Don’t Try to Do Too Much
Keep your holiday to-do list short, realistic, and manageable. Do you really have the time and energy to make handmade gifts for all your friends and relatives? Does your schedule allow for shopping, baking, and every holiday party you’ve been invited to? Choose a reasonable number of activities – the ones that bring you the most joy – and let go of the rest. If you’re feeling overwhelmed, take a break for a few minutes to reset: breathe, stretch, or take a quick walk.
Take a Mindful Minute
At the top of each hour, take one minute to practice mindfulness. Notice your surroundings. What can you see, hear, smell, taste, and feel? Notice your breath, your emotions, and your body. Set an alarm on your phone to help you remember. Practicing mindfulness helps to relieve stress, improve sleep, and can even reduce chronic pain.
Get Enough Rest and Stay Hydrated
Sleep is vital to our mental wellness. The stress of the holidays can make it difficult to fall asleep or stay asleep. Lack of sleep, in turn, can make us irritable, unable to focus, and feel like Scrooge. Good sleep hygiene, such as avoiding caffeine and phone use too close to bedtime, can help break the cycle. If the running to-do list in your brain keeps you up at night, try meditation or progressive muscle relaxation to help you relax.

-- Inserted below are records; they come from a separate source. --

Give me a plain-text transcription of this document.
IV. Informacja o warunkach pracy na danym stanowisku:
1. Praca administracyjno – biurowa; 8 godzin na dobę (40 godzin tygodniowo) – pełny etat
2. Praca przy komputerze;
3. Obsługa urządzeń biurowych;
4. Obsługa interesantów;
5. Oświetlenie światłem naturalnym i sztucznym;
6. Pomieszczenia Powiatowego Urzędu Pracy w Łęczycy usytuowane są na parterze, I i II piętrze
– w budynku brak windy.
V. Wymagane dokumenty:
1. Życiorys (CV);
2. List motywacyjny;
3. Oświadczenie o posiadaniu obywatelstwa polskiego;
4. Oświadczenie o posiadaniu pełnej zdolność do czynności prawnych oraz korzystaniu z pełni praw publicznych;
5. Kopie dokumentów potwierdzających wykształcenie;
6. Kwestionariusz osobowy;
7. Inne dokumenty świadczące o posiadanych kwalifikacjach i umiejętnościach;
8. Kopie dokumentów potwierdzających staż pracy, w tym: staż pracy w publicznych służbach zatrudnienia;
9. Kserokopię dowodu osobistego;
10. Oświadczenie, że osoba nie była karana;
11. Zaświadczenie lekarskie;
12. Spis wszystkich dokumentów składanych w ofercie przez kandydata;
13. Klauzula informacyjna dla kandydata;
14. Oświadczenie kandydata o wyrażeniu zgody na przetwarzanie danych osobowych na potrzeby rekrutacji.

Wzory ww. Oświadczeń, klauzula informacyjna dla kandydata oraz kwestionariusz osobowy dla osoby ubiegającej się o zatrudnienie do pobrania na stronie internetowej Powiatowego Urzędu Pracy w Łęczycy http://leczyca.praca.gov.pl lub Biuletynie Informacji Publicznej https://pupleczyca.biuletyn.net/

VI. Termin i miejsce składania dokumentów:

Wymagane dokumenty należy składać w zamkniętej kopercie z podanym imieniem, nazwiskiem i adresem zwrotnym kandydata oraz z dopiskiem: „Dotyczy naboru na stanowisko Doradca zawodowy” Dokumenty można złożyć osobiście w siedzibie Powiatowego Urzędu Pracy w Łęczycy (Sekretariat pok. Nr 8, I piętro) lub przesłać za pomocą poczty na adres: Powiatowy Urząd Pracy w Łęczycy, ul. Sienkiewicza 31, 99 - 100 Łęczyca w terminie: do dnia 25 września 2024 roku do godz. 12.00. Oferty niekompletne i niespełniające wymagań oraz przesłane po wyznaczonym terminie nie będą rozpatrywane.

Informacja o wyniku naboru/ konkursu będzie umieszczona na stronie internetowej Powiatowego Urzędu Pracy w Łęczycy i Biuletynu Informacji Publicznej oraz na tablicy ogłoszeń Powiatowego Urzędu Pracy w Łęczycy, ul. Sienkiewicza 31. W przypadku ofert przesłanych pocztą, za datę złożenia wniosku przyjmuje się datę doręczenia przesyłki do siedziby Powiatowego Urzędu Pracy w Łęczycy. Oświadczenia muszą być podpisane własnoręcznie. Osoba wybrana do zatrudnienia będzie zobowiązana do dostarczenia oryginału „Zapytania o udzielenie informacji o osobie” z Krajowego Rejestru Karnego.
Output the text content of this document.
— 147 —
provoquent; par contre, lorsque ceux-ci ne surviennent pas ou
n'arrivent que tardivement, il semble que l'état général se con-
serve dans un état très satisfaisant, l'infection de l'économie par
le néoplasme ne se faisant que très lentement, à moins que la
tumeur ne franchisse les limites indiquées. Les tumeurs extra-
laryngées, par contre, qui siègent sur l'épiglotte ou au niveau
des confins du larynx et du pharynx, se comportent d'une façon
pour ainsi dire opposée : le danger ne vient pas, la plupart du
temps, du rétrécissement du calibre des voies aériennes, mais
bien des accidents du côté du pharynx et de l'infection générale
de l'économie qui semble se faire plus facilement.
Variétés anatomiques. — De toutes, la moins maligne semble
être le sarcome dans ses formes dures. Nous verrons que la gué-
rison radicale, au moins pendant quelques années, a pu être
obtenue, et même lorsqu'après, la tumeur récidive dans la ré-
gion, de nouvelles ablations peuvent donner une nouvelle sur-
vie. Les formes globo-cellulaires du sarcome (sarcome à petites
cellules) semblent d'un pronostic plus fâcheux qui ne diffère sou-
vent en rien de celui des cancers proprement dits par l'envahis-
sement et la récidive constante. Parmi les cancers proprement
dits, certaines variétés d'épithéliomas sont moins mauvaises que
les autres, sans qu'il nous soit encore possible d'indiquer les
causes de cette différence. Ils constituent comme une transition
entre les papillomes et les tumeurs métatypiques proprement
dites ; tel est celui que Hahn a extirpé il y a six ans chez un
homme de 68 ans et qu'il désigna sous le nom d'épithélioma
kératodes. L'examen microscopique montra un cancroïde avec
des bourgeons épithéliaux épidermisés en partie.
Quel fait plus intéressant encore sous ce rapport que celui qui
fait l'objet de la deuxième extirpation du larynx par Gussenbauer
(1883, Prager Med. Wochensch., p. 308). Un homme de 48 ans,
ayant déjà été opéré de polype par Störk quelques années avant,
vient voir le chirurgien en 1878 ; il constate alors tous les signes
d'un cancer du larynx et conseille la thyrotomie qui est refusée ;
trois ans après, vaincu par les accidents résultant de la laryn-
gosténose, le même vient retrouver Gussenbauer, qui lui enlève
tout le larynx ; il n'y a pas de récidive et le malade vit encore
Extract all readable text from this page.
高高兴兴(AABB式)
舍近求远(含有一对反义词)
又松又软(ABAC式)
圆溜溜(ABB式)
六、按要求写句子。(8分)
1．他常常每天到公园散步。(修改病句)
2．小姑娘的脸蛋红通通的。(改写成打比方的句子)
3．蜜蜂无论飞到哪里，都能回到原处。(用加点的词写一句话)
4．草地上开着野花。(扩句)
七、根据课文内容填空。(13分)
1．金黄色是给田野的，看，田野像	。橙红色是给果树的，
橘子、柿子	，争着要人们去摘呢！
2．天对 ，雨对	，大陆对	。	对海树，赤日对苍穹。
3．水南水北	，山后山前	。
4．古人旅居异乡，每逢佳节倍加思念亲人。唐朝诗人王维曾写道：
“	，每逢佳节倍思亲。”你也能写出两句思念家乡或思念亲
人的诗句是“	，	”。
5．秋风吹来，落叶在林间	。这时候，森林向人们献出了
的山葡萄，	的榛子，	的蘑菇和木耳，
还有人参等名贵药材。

Water is important not only for our physical well-being but also for our mental health. Even mild dehydration can cause levels of the stress hormone cortisol to rise in the body. Stay hydrated to combat stress and anxiety.
Set Healthy Boundaries
Establish and hold healthy boundaries with family, friends, and at work. Be honest with yourself and others about how much you can take on. Often we agree to the requests of others because we do not want to disappoint them, but this can lead to burnout and resentment. Remember that you cannot pour from an empty cup and that it is OK to say “no” without further justification. Practice saying, “I’m sorry, I’m not available,” or “I love you very much, and I need fifteen minutes to myself right now.”
Spend Time in Nature
Studies show that just 15 minutes of walking in a natural setting improves focus and increases positive emotions. Even watching videos or looking at images of nature has a positive effect on our well-being. If you live somewhere where it gets very cold or the weather is bad during the winter, you may have a tendency to stay indoors more often. Do your best to get outside daily, even if it’s just for a few minutes.
Reach Out and Connect
Make the effort to reach out and connect with friends, family, or groups that can support you. Feelings of trust and safety lower our stress levels. The simple act of reaching out to someone has the added benefit of letting that person know you value and appreciate them.
Accept Your Feelings
During the holidays, we might feel overwhelmed at all there is to do or frustrated that things aren’t going as planned. We might have painful memories associated with this time of year, or we might be feeling sad that someone we loved is no longer with us to celebrate. These feelings are uncomfortable, but if we can practice radical acceptance of our feelings without trying to change them, we can reduce our suffering and stress. Sometimes we might compare our struggles to others and feel we have no right to be unhappy because others have it worse. Have compassion for yourself and what you are going through.
Savor the Moment
The holidays can feel like a whirlwind. Before we know it, it’s all over and we hardly got a chance to appreciate it while it was happening. Take the opportunity to look for positive experiences throughout your day, and focus on sensations and small details to stay present in the moment, and lock those positive experiences into your memory.
We can’t control everything that happens during the holidays, but we can practice mindfulness, self-compassion, and letting go to protect our mental wellness and reduce our holiday stress. Remember that it is ok to be imperfect and simply a compassionate mess.